- Born: 1967 (age 58–59)
- Education: Carnegie-Mellon University (B.S.) Yale University (M.Phil., Ph.D.)
- Occupations: Artificial Intelligence, Computational linguistics
- Employer: Touro University System
- Known for: Computational stylistics
- Title: Associate Provost for Artificial Intelligence, Professor of Computer Science
- Website: lingcog.blogspot.com

= Shlomo Argamon =

Computer scientist and forensic linguist

Shlomo Argamon (born 1967) is an American/Israeli computer scientist and forensic linguist. He is the associate provost for artificial intelligence, dean of the Graduate School of Technology, and professor of computer science at Touro University.

== Education ==
Shlomo Argamon received his B.S. in applied mathematics from Carnegie-Mellon University and his M.Phil. and Ph.D. in computer science from Yale University, supervised by Drew McDermott. He spent two years doing postdoctoral research under a Fulbright Foundation fellowship with Sarit Kraus at Bar-Ilan University in Ramat Gan, Israel.

== Research ==
Since the late 1990s, Argamon has worked primarily on computational linguistics and machine learning, focusing on the analysis of non-denotational meaning, including computational analysis of language stylistics, sentiment analysis, and metaphor analysis. He has also published well-cited research on active learning (machine learning), metalearning, and robotic mapping.

=== Computational stylistics ===
Argamon is best known for his work on computational stylistics, particularly author profiling. Together with Moshe Koppel and others, he has shown how statistical analysis of word usage can determine an author's age, sex, native language, and personality type with high accuracy in English-language texts. His work also has shown how textual features indicating differences between male and female authorship are consistent between languages and across time.

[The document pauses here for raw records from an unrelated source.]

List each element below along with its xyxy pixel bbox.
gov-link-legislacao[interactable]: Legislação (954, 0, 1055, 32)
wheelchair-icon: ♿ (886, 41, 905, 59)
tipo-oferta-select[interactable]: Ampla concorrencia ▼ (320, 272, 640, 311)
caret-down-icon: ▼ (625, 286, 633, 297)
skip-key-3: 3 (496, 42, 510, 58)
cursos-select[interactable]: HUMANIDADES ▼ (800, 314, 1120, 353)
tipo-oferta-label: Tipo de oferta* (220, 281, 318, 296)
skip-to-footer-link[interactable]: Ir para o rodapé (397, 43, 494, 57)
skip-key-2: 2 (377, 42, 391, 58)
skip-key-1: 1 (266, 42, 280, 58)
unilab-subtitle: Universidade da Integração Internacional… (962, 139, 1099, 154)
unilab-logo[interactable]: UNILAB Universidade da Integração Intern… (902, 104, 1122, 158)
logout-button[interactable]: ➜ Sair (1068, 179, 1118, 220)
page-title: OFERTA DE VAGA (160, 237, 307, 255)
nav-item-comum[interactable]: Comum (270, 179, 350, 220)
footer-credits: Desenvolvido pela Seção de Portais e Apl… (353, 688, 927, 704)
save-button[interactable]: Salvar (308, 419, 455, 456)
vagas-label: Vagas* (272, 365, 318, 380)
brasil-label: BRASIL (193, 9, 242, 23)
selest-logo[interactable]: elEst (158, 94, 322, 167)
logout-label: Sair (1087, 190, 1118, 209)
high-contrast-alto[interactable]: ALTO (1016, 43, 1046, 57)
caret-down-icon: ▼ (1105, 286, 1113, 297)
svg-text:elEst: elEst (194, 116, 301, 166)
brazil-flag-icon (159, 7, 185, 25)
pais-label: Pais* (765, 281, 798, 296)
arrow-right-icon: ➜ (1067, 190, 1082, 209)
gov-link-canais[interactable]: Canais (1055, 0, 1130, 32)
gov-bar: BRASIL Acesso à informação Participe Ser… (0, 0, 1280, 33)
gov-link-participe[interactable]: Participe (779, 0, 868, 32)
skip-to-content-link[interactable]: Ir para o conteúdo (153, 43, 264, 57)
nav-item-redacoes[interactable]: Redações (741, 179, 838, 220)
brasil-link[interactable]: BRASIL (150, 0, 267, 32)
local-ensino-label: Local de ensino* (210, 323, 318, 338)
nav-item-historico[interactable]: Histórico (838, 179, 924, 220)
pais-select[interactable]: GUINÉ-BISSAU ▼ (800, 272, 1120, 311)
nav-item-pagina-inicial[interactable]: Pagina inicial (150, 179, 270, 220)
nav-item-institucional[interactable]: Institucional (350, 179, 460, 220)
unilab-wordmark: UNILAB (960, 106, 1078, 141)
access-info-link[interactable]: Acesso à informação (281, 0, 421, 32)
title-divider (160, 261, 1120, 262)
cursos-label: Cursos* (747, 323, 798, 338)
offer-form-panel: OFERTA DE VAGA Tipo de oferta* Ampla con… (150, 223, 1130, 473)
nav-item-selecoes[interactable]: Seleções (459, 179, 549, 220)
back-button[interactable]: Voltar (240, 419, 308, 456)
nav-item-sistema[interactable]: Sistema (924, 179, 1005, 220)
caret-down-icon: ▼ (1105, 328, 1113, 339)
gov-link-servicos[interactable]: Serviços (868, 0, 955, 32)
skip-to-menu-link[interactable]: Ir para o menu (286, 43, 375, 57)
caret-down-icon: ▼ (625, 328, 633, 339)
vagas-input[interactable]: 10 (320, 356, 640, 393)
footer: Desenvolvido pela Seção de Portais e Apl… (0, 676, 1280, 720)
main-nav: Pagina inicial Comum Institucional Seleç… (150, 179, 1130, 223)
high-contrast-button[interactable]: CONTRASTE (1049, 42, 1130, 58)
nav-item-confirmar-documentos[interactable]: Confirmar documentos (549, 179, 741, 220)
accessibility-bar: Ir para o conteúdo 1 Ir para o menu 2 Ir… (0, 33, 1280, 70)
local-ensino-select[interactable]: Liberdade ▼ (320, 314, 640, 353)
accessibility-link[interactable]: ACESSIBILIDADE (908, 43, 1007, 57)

Argamon also developed computational stylistic methods that provide insights into the meaning of stylistic differences. One of his key innovations for this purpose is the development of computational stylistic analysis using systemic functional linguistics. For example, together with Jeff Dodick and Paul Chase, he examined whether there are clear and consistent differences between scientific method in experimental sciences and historical sciences. Their work showed how using systemic functional features in computational stylistic analysis provides evidence for multiple scientific methodologies of the sorts posited previously by philosophers of science.

=== Linguistics for cybersecurity ===
Argamon has pushed for the increased use of linguistic analysis for attribution of cybersecurity attacks. He has pointed out how linguistic attribution techniques can be used to good effect on natural language texts that arise in different attack scenarios, and has provided analyses for high-profile cases such as the Sony Pictures hack, the Democratic National Committee cyber attacks, and the Shadow Brokers NSA leak.

== Data science ==

In 2013, Argamon founded the Illinois Institute of Technology Master of Data Science program, which he directed until 2019. The program seeks to teach students "to think about the real problems that need to be solved, not to simply find technical solutions." Argamon views data scientists as "sensemakers", whose job is not merely to produce analytic results, but to help their clients make sense of a complex, uncertain, and fast-changing world through rigorous analysis and explanation of the data.

== Honors ==
- Fellow of the British Computer Society.
- Distinguished Lecturer in Forensic Linguistics, Centre for Forensic Linguistics, Aston University, 2014.
- Fulbright Foundation Postdoctoral Fellow, 1994–1996.
- Hertz Foundation Doctoral Fellow, 1990–1994.